I can put myself here in my mind right now, Christmas Eve 1970.

Music fills the air from the old Magnavox that monstrously ate up half our living room. Burl Ives, Dean Martin, Johnnie Mathis, and Big Crosby. The soundtrack from the most expensive treasure we owned.

It smelled like a high fidelity masterpiece and sounded as warm as a mother’s hug. It’s a sound I haven’t heard since or felt.

I used to slide open the console and breath it in and watch the record turn. I’d get lost in the spiral and drift off into the orchestration and journey.

Here my beautiful mother Mary had us in our matching Christmas pajamas. She always had her trusty Kodak. She arranged us in this order for a nice Christmas photo. It lasted only minutes before silliness erupted.

Dad trying to relax from untangling the massive ball of lights and longing for peace and quiet yells; “Alright!! Will. Ya. Shut. UPPPPP”.

We try to burn off excess energy and find the “hiding place” or wait for Santa. My youngest sister is sleeping in the crib unaware of the Christmas anticipation in the years to come.

Our favorite holiday television shows were new. Charlie Brown, Rudolph the Red Nosed Reindeer (and the Norelco commercial where the elves used electric shavers to sled downhill), Frosty, and The Grinch all aired once and if you missed it, sorry next year kiddos on CBS.

Dad would bust out laughing every time he dropped his “Don’t get too close to that fireplace!” joke; if we wandered near the No. 1100 electric cardboard hearth with spinning flames. We had it for years. Our tree was as fake as the fireplace. We considered a silver aluminum one, but Mom vetoed that.

If there was a leg of lamb defrosting it meant Grandma and Grandpa were coming on Christmas Day and we’d get an extra present like a comb or something.
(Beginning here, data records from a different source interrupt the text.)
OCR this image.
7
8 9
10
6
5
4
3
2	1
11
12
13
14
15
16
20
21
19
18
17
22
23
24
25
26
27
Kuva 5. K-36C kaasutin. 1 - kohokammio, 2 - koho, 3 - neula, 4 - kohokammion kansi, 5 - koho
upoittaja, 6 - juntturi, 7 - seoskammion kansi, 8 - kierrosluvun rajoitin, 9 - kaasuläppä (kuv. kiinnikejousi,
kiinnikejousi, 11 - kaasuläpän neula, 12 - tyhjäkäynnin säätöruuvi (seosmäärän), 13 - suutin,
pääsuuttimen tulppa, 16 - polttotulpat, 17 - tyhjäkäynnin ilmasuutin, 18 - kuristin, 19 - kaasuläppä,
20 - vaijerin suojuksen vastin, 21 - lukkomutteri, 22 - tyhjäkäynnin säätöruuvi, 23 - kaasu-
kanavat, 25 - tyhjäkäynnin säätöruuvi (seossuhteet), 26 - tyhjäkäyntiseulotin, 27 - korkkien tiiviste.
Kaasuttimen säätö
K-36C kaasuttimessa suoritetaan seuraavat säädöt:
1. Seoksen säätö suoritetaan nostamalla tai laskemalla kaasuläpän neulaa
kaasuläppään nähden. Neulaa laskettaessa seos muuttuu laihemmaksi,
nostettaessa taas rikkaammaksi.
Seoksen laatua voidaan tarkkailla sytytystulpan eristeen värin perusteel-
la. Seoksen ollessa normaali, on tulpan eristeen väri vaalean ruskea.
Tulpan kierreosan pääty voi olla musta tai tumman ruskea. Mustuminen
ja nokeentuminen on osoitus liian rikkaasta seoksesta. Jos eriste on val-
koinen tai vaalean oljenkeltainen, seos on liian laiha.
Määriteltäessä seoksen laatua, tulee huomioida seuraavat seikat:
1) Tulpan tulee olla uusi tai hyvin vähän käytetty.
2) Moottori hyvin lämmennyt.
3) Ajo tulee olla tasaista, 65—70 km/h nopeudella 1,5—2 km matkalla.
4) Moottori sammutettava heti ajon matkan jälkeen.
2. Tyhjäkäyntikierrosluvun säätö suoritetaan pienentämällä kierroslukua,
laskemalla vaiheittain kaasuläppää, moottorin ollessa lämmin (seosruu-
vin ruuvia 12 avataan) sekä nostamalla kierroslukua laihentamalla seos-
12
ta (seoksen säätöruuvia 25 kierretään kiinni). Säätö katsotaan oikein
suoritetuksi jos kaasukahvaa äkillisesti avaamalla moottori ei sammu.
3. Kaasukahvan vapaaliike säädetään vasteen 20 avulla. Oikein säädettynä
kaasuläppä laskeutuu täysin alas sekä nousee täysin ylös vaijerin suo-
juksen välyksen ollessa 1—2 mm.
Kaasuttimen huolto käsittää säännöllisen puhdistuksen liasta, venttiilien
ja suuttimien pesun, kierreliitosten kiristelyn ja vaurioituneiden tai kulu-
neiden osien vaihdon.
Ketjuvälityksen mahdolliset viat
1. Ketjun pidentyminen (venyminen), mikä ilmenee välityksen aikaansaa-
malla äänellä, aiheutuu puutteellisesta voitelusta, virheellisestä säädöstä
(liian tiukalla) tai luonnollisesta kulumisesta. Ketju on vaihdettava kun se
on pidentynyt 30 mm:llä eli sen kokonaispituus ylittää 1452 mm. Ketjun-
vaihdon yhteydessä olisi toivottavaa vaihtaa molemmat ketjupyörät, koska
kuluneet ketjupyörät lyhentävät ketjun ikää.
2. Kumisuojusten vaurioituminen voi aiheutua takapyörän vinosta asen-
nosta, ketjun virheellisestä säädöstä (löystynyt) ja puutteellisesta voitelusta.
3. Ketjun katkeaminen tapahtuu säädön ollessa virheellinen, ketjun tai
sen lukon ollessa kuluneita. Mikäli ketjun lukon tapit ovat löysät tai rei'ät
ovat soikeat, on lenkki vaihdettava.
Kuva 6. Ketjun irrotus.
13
Christmas cards from relatives, friends, and Dad’s old army buddies, would hang on the laundry line tacked up over what Nana called “the parlor”, for us all to read. I never knew most of them, but each one garnered one of dad’s stories.

I love this photo.

Anything I find on the old Kodachrome paper transports me to when Mom and Dad were young and built their lives around us. At times we didn’t have much, but we had everything.